Wednesday, February 13, 2013

Pretentious Little Town

I live in a little college town on the West Coast of the US. The population is around 100,000, give or take. Lots of people in outlying areas, in-town population closer to 60, 000 to 80,000, I 'd guess. But the town has a homogenous, stuffy, small-town feel. I kid you not.

They pretend to be okay with everybody, but they really don't like outsiders; even if you're an outsider who's lived here 30 years. I know.

And I'll tell you what I mean.

One of the common proclamations here, when someone is having a fit and caught off their guard, is to talk about deporting someone or shipping them off to where they came from.

The sentiment is obvious. Some people belong here and some don't. If your background is somewhere from a distant country, well you certainly don't belong here.

In fact, this town is somewhat famous for having killed some and chased off the rest of a Chinese community that tried to settle here back in the 1800s. They really wanted to keep it all in the family. Kind of like Archie Bunker.

What you hear is a lot of rhetoric about care and love. On the one side, you have the conservative traditionalists, with the value they place on family things, and making families, and a yada yada. Then you have the liberals, who love freedom and equality and care and love. And then you have what they both are: Hypocrites.

They like their cliques, their divisions, their identities, the local celebrity. They like to tell you to work hard, no matter what it entails, they don't mind the homelessness and low-pay demeaning jobs.

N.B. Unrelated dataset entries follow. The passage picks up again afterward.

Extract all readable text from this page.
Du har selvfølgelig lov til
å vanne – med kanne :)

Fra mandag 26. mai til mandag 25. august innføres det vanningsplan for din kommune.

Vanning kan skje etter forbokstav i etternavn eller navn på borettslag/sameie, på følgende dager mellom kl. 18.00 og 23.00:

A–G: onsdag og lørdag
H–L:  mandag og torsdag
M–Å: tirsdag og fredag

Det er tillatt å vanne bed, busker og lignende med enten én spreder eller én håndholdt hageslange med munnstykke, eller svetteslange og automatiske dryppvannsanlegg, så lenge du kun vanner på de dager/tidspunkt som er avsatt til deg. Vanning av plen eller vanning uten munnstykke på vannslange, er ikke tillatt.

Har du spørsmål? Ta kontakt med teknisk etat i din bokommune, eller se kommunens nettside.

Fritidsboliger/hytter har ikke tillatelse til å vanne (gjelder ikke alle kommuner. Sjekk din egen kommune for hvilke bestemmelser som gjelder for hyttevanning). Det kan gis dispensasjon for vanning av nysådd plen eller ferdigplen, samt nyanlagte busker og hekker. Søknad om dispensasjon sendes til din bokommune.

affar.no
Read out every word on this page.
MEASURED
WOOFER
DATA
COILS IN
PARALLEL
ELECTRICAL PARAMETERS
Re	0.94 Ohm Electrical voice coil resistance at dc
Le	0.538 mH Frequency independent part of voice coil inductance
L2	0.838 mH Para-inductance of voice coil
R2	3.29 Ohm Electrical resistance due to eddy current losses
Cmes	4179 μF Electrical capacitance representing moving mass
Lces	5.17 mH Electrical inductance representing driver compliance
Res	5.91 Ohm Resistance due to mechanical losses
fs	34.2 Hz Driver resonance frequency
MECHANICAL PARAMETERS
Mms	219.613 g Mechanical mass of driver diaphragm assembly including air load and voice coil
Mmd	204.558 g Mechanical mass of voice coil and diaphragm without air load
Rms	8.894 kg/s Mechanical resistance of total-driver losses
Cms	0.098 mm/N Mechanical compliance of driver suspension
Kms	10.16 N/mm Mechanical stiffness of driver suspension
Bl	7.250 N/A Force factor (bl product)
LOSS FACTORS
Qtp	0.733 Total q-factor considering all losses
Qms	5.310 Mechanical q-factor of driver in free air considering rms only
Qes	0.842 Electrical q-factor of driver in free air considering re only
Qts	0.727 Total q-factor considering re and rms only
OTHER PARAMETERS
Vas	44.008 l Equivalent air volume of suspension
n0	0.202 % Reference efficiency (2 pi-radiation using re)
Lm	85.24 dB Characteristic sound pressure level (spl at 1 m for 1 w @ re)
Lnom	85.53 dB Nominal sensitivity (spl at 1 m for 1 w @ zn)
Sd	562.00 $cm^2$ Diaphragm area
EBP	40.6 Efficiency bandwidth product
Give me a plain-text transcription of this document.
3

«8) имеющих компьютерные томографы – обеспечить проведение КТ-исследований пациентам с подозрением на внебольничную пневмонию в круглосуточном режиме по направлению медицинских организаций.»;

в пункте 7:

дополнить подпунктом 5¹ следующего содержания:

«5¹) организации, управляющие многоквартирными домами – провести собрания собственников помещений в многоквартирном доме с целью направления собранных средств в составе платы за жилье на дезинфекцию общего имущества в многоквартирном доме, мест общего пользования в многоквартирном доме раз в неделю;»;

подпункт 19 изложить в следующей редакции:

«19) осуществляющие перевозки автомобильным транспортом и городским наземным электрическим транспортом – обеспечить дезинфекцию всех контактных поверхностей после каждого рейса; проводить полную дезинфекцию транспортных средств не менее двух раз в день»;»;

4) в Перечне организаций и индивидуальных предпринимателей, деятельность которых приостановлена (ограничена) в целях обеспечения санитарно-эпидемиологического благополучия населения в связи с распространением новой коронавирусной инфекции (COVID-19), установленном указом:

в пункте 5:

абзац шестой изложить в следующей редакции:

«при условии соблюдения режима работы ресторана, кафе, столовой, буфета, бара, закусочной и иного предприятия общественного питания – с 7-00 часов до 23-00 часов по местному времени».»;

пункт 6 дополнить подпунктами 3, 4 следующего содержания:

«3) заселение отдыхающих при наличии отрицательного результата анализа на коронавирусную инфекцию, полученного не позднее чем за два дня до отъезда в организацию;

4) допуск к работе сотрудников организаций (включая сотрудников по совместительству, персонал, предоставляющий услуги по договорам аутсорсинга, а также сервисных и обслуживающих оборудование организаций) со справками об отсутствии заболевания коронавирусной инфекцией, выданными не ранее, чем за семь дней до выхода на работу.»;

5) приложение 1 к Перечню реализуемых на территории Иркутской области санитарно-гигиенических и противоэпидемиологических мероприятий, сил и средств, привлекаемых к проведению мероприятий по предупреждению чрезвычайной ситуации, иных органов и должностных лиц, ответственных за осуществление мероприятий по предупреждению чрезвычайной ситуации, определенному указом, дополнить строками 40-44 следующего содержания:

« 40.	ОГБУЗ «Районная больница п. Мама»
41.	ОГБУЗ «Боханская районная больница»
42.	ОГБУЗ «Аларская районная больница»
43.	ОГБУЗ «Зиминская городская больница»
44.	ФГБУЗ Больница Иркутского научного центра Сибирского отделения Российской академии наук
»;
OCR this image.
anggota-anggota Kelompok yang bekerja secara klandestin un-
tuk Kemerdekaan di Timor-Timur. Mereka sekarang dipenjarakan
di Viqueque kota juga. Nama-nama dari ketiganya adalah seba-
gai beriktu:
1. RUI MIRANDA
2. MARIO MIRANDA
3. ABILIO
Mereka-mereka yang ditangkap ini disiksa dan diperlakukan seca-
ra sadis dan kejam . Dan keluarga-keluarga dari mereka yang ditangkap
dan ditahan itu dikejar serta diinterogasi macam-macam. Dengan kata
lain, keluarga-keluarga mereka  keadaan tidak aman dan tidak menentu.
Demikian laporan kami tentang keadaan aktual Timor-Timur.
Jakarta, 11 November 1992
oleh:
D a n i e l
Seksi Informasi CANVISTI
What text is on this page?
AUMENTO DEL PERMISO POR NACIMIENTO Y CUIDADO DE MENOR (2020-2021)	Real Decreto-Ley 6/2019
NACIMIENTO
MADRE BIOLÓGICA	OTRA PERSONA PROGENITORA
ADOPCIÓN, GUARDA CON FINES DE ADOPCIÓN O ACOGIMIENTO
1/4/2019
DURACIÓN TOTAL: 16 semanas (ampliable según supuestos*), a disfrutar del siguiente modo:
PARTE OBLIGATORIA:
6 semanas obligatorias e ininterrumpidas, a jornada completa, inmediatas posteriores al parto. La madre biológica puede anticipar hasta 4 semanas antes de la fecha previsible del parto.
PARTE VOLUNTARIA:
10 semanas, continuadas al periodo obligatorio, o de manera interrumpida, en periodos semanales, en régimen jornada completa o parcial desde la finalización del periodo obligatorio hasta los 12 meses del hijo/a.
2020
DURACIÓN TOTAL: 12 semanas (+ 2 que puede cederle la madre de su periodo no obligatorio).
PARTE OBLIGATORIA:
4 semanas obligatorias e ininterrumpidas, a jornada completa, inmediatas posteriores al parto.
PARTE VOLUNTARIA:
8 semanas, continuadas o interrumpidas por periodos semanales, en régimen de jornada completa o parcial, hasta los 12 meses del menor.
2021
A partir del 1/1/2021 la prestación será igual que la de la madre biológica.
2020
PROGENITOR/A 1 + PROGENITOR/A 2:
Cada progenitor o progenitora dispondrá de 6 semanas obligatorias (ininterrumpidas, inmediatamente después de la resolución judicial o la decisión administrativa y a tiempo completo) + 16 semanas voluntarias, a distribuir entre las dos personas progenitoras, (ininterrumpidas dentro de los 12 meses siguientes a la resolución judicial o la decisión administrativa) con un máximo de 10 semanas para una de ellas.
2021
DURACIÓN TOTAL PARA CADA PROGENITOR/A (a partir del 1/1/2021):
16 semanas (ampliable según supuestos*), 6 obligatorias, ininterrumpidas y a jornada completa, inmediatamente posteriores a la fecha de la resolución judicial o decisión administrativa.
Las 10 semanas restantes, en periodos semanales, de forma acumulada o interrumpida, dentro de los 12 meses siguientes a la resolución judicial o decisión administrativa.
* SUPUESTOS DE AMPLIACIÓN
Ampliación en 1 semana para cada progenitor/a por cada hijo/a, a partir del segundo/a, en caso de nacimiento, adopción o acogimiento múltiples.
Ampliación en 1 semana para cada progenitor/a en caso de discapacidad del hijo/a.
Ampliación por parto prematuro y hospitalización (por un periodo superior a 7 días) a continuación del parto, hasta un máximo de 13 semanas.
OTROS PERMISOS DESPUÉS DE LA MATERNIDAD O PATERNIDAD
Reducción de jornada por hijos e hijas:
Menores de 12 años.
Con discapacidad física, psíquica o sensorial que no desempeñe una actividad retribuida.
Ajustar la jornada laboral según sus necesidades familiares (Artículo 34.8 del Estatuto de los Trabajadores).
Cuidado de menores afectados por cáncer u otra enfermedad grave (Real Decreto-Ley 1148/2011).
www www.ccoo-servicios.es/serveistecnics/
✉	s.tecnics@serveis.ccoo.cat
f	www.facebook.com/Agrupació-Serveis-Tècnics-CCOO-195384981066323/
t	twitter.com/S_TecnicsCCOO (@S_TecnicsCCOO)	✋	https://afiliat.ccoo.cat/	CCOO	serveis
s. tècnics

What they don't like is someone they can't control, someone who for all intents and purposes is an outsider.

So, they control the thought, talk, and action of the people here; with their pressure, looks, talk, alienation, and the list goes on. It seems subtle. Not sure it is.

I remember I moved away for awhile, to another town a few hundred miles away, which had a significant Latino and Asian population; I remember feeling the diversity and openness in the air. I walked into a situation and felt like they expected me, like I was an uncle coming to visit: The kids wanting to know what I thought they should do, the girls liking me, and no one thought I was suspect. There were other problems living in that town, but I miss those aspects of it that made me feel at home.

Not so in this town I am now living in; I've lived here, altogether, around 30 years, and the feeling has always been the same. Watch what you say, watch what you do, watch what you think: Because really you are just a visitor.